Synergy of Sodium Nitroprusside and Nitrate in Inhibiting the Activity of Sulfate Reducing Bacteria in Oil-Containing Bioreactors.

Sodium nitroprusside (SNP) disrupts microbial biofilms through the release of nitric oxide (NO). The actions of SNP on bacteria have been mostly limited to the genera Pseudomonas, Clostridium, and Bacillus. There are no reports of its biocidal action on sulfate-reducing bacteria (SRB), which couple the reduction of sulfate to sulfide with the oxidation of organic electron donors. Here, we report the inhibition and kill of SRB by low SNP concentrations [0.05 mM (15 ppm)] depending on biomass concentration.
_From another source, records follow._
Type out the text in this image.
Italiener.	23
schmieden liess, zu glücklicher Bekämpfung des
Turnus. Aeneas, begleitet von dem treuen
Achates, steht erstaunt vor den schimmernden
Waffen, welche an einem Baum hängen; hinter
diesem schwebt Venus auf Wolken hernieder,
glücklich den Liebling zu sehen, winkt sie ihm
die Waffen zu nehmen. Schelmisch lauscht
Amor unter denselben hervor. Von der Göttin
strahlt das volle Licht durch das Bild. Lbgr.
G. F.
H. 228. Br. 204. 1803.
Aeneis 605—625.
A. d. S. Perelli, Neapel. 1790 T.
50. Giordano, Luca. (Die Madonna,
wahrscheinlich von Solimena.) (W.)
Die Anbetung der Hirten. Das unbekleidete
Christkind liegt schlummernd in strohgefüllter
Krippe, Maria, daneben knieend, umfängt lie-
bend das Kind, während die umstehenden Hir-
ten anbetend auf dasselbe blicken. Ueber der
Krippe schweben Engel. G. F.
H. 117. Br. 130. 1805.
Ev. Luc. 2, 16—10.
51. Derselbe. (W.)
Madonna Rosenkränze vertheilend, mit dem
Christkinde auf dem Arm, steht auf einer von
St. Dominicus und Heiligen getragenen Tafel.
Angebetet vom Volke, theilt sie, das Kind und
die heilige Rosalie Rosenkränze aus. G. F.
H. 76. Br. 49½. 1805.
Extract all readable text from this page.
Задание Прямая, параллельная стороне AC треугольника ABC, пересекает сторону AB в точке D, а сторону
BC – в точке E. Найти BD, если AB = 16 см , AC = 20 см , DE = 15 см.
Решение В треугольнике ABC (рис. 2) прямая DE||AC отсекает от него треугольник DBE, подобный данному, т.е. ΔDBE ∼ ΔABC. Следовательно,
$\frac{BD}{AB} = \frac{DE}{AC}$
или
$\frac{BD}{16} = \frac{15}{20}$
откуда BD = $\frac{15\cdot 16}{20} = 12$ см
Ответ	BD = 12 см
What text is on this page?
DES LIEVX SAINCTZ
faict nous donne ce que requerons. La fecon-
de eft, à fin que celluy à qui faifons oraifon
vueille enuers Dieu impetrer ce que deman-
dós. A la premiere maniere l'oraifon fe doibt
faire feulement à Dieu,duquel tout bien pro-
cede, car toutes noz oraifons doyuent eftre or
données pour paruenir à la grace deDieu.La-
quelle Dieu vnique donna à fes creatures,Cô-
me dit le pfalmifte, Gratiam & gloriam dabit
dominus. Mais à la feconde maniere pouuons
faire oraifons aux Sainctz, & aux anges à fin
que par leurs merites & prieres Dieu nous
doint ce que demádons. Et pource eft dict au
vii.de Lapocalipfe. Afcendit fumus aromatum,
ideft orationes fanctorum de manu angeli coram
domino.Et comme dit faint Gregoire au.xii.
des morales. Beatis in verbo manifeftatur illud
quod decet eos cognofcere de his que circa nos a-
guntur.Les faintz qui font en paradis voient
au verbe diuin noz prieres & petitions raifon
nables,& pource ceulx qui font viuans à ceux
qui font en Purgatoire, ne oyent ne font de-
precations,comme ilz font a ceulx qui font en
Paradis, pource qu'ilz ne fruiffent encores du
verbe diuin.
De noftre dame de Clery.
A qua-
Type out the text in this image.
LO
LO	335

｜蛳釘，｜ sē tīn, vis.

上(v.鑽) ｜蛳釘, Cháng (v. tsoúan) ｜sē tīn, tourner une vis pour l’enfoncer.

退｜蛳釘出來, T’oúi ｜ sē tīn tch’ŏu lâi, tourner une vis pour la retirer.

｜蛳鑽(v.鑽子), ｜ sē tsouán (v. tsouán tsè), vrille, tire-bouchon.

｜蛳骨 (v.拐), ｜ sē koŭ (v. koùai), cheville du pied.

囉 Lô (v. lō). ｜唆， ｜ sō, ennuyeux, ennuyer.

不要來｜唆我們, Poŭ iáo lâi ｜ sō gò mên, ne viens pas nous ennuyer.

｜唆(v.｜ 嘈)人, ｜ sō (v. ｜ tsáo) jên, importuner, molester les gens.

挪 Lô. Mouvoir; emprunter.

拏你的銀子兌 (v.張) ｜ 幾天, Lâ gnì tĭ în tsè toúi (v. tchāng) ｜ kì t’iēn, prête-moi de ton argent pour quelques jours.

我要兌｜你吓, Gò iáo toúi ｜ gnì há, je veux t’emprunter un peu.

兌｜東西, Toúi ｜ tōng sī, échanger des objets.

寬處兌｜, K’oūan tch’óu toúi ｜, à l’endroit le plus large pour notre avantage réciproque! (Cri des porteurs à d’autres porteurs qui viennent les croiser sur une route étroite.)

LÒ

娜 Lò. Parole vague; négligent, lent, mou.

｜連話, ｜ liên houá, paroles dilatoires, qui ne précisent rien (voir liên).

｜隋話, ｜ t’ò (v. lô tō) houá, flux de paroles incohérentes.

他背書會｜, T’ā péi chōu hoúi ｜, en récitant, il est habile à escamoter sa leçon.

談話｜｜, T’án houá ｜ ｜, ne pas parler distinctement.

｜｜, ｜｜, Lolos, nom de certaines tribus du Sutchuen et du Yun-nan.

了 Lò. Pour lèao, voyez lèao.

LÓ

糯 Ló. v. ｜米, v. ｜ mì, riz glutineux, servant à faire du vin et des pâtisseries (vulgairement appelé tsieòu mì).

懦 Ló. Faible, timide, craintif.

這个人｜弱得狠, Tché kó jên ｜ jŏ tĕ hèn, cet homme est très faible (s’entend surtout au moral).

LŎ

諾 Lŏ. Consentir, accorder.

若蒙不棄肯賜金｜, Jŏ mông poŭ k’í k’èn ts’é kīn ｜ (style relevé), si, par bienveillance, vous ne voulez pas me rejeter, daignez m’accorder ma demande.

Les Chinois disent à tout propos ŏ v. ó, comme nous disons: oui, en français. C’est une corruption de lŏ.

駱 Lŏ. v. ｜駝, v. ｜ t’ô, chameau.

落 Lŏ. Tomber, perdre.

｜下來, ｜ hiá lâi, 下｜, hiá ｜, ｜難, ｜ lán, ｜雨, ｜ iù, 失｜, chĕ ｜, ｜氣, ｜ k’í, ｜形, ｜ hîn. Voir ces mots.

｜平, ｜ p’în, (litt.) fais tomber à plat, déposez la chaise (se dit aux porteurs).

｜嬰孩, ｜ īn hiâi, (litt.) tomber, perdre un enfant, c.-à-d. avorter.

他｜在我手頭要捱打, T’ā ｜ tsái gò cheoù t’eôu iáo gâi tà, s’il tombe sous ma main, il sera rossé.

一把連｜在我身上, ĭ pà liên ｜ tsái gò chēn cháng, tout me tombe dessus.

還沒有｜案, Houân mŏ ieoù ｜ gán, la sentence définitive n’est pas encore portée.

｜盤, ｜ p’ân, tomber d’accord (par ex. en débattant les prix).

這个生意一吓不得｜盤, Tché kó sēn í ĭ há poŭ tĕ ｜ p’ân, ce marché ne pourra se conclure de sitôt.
Chemical reaction of SNP with sulfide did not compromise its efficacy. SNP was more effective than five biocides commonly used to control SRB. Souring, the SRB activity in oil reservoirs, is often controlled by injection of nitrate. Control of SRB-mediated souring in oil-containing bioreactors was inhibited by 4 mM (340 ppm) of sodium nitrate, but required only 0.05 mM (15 ppm) of SNP. Interestingly, nitrate and SNP were found to be highly synergistic with 0.003 mM (1 ppm) of SNP and 1 mM (85 ppm) of sodium nitrate being sufficient in inhibiting souring. Hence, using SNP as an additive may greatly increase the efficacy of nitrate injection in oil reservoirs.